The supreme court of Illinois, in the case of Ryhiner et al.v. Feickert, 92 Ill. 305, had occasion to consider the effect of naming two persons as payees in a note, and it was there held that the mere fact that a note ran to Charles and William Feickert, did not, as a matter of law, authorize the *406 public to assume that they were partners, and that it required the endorsement of both to effect a legal transfer.

The supreme court of California, in Quackenbush v. Sawyer,54 Cal. 439, stated the rule as follows:

"A mere joint ownership in personal property does not constitute a partnership; nor was a partnership created by an agreement to divide the income of a business carried on by a third party with the joint property of the plaintiff and defendant, and paid to the latter for the joint use of himself and the plaintiff."

One of the tests of a partnership is: Can either party sell his part of the property or thing in question, and his grantee compel recognition of his rights?

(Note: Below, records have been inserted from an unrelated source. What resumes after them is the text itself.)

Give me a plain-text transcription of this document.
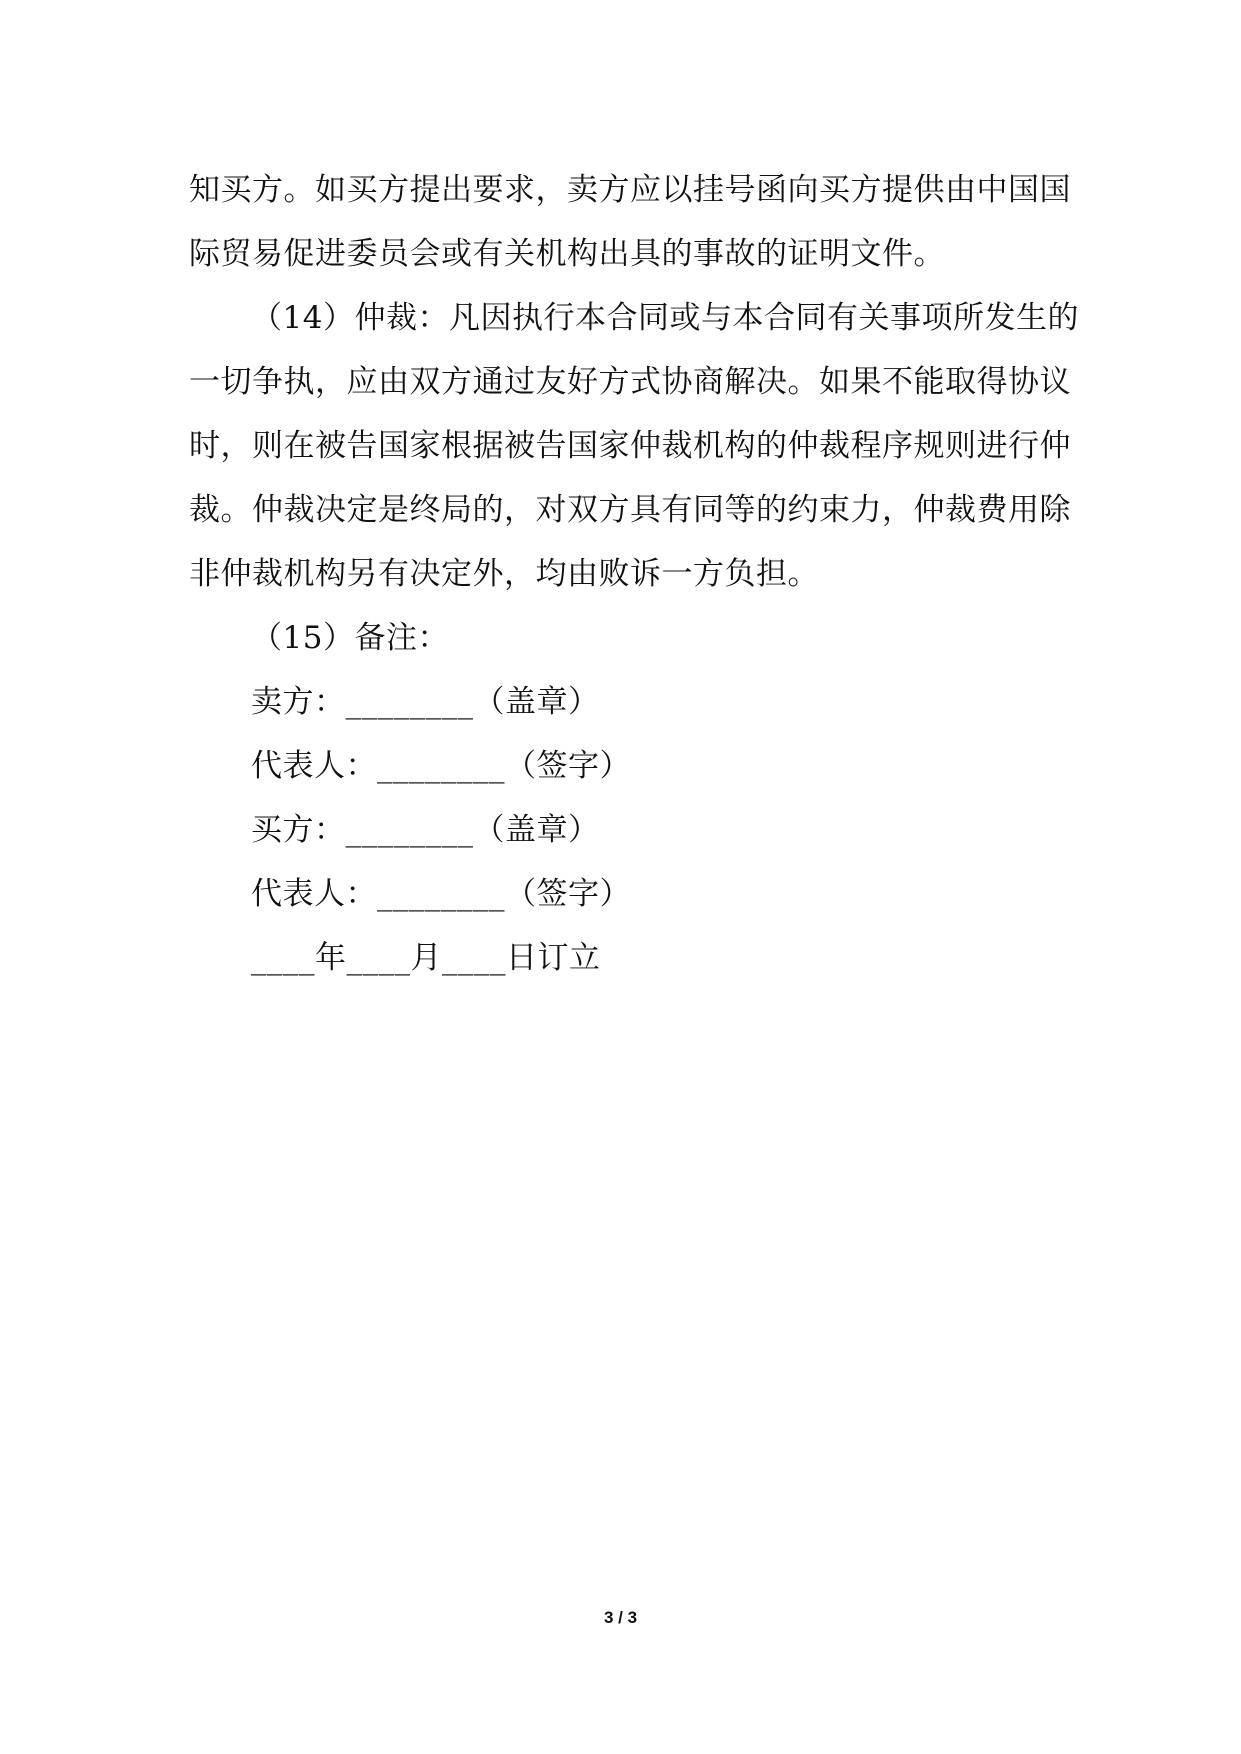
知买方。如买方提出要求，卖方应以挂号函向买方提供由中国国
际贸易促进委员会或有关机构出具的事故的证明文件。
（14）仲裁：凡因执行本合同或与本合同有关事项所发生的
一切争执，应由双方通过友好方式协商解决。如果不能取得协议
时，则在被告国家根据被告国家仲裁机构的仲裁程序规则进行仲
裁。仲裁决定是终局的，对双方具有同等的约束力，仲裁费用除
非仲裁机构另有决定外，均由败诉一方负担。
（15）备注：
卖方：________（盖章）
代表人：________（签字）
买方：________（盖章）
代表人：________（签字）
____年____月____日订立
3 / 3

If he can, then it is not a partnership, as one cannot purchase the interest of one partner in a business and then compel the other partner against his will to continue the business with him. See Kent's Commentaries, vol. 3, star page 25, and vol. 4, star page 368,et seq. It cannot reasonably be contended that the grantee of Logan or Brennen, either of the wheat or land, would not have the same rights as his grantor.

There was no express agreement of partnership between Logan and Brennen, and the facts do not justify an inference of partnership. They were joint owners of the land, and each was interested in reaping the fruits of his investment; and, in order to get some returns from the land, Brennen farmed the land to wheat, and Logan paid him for his services. Each owned half of the wheat, and neither could sell the half which belonged to the other without his consent. This consent, however, Brennen had, and, in selling Logan's half of the wheat, he acted as his agent; and were this a case where the defendant or Logan must suffer on account *407 of some wrongful act of Brennen, of course the loss would fall on Logan; but that is not the case. The defendant was in possession of such facts and circumstances as to charge it with knowledge of the arrangement between Logan and Brennen, but, even if it were not, the wheat actually belonged to Logan and the defendant did not part with any valuable thing to get it, and it should be compelled to either pay for the wheat or return it, and upon failure so to do, Logan could sue and recover its value. Goell v. Morse and others, 126 Mass. 480.

Under the facts in this case, the plaintiff ought to have recovered. The judgment of the lower court is hereby reversed, and judgment is hereby rendered for the plaintiff for $455.04, with interest at 7 per cent thereon since October 15, 1901. Costs taxed to appellee.

Irwin, J., who presided in the court below, not sitting; all the other Justices concurring.